The potential of miR-20a as a positive diagnostic biomarker of CRC was further supported by evaluating sensitivity and specificity through the AUROC analysis. While the gold-standard for CRC diagnosis remains colonoscopy, non-invasive tests have been considered for screening at-risk patients. Carcinoembryonic antigen (CEA) and cancer antigen 19-9 (CA19-9) are two such blood tests that have already been implemented in the clinic. One meta-analysis evaluated the use of CEA in detecting CRC recurrence and found an AUROC of 0.75 [71
]. Similarly, studies examining the diagnostic validity of CA19-9 have observed AUROC values between 0.69 and 0.77 [72
]. Our meta-analysis reported a pooled AUROC of 0.70 (95% CI: 0.63–0.78). This value is comparable to those of CEA and CA19-9, suggesting that miR-20a may be useful in CRC diagnosis.
In the current review, CRC prognosis was assessed through HRs for OS. All studies reported statistically significant HR values of greater than one for both DFS and OS, but only two studies evaluated DFS, so a meta-analysis was not performed. Five studies were pooled for the meta-analysis of HR for OS. Results suggest that patients with high miR-20a expression die earlier than those with lower expression. While the effect size was large, it was not significantly greater than one, so we cannot conclude that high miR-20a expression is indicative of lower OS. Previous literature has quantified the prognostic power of other RNAs in CRC. Two meta-analyses found miR-21 to be a predictor of poor prognosis [74
]. Beyond miRNA, the prognostic value of mRNA expression has also been explored in CRC patients. For instance, overexpression of the metastasis-associated in the colon cancer 1 (MACC1) gene resulted in poor survival prognosis [76
], while amphiregulin (AREG) and epiregulin (EREG) genes were found to be favorable prognostic biomarkers [77
]. Compared to other RNA prognostic predictors, the pooled HR for OS of miR-20a calculated in the present review was relatively high. However, possibly due to the small number of studies, our modeling results were statistically nonsignificant. In order to determine the efficacy of miR-20a as a prognostic biomarker of CRC, further clinical investigation should be performed.
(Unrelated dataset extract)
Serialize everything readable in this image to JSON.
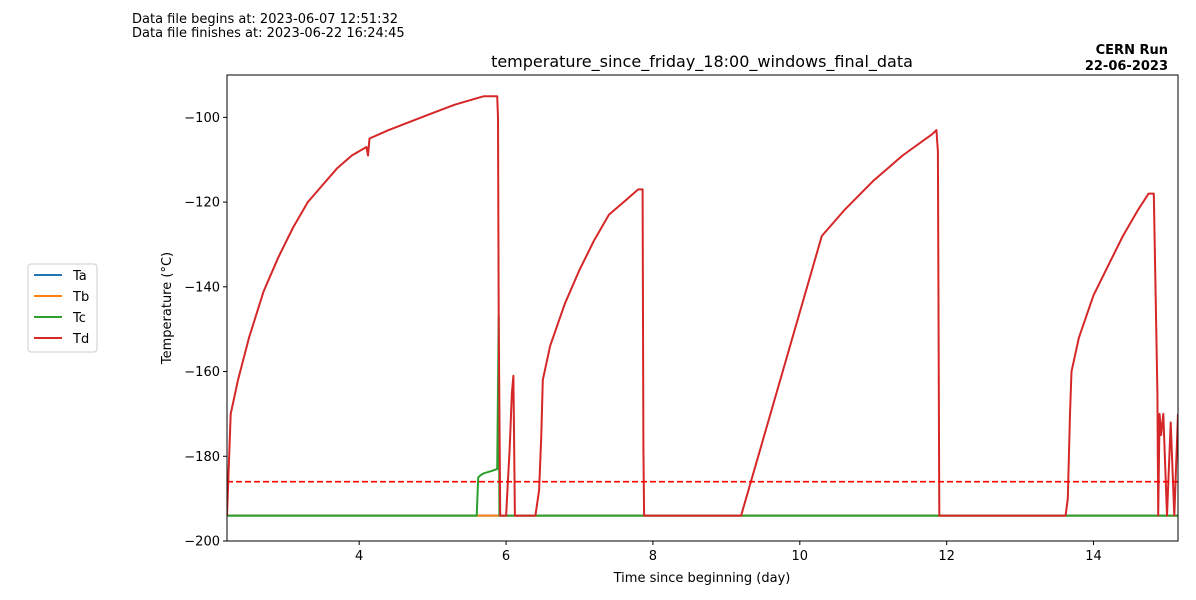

The present meta-analysis had limitations. Only a few studies specifically examined miR-20a in the prognosis and diagnosis of CRC. In addition, some studies did not report sufficient data to be included in the meta-analysis. Much of the data was reported without standard deviation or the necessary information (e.g., CI) to calculate the standard deviation. Several studies focused on multiple miRNAs rather than miR-20a alone, and data were often presented as a ratio of one miRNA to another. Thus, only a few studies clearly compared between cancer and control. This compromised the statistical power to identify the effect of miR-20a as a diagnostic and prognostic biomarker of CRC. Furthermore, many studies did not make a distinction between colon and rectal cancer and did not report tumor location. Given the differences in genetic profile and clinical outcomes between colon and rectal cancer, as well as between proximal and distal colon carcinomas [78
], it is unclear whether miR-20a could be a better biomarker in specific tumor subtypes. Finally, there still exist several barriers to interpret and implement miRNA biomarkers in the clinic. The constantly evolving methodology has made it difficult to compare between studies, especially in establishing a baseline miRNA expression level. Genome-wide next-generation sequencing allows researchers to simultaneously evaluate multiple miRNAs and has great potential for biomarker discovery, but a standardized procedure has yet to be developed for quantifying miRNA and drawing clinically-relevant conclusions. Proper expertise in both data analysis and cancer biology is important for separating signal from noise when identifying CRC biomarkers.